- Vermillion County's location in Indiana
- Stumptown Location in Vermillion County
- Country: United States
- State: Indiana
- County: Vermillion
- Township: Vermillion
- Time zone: UTC-5 (Eastern (EST))
- • Summer (DST): UTC-4 (EDT)

= Stumptown, Indiana =

Unincorporated town in Indiana, United States

Stumptown is an unincorporated town in Vermillion Township, Vermillion County, in the U.S. state of Indiana. It is located about four miles north of Dana, along what is now Indiana State Road 71 on the way to Newport.

==Etymology==
After the many white oak trees were cut down for lumber, barrels, and other uses, the area was covered with tree stumps, consequently acquiring its name.

==History==
A one room schoolhouse was built in 1888 and later expanded, but burned down in 1906, and was replaced by one built with cement blocks.
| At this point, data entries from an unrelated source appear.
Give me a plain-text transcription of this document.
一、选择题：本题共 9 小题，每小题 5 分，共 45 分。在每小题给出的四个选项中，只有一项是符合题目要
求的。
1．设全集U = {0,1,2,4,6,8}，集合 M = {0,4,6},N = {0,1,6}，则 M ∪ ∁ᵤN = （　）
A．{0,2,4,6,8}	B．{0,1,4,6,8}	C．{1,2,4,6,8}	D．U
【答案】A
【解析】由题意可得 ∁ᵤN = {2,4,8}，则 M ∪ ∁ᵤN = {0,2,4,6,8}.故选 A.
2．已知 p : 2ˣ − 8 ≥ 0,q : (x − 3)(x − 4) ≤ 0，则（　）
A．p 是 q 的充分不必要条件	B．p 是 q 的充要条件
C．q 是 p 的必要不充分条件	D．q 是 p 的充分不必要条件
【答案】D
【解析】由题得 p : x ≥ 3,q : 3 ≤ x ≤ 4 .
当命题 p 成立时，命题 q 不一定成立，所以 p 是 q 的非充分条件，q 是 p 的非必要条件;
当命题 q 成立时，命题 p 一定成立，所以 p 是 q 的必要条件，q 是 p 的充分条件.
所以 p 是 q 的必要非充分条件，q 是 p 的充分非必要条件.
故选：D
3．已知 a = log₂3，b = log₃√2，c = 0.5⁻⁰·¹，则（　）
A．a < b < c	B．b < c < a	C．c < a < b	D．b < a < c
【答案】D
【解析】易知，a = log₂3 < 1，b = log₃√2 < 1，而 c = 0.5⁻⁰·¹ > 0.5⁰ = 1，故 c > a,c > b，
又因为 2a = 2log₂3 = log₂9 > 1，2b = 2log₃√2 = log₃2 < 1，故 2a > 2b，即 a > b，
A post office named "Galatin" existed briefly, being established on August 7, 1900, and discontinued March 31, 1903. The name Galatin derived from the middle name of Albert Galatin Fortner (1837–1912). At its peak, Stumptown had two stores, a blacksmith shop, a school, and a United Brethren church. However, not long after the turn of the century the importance of the town diminished.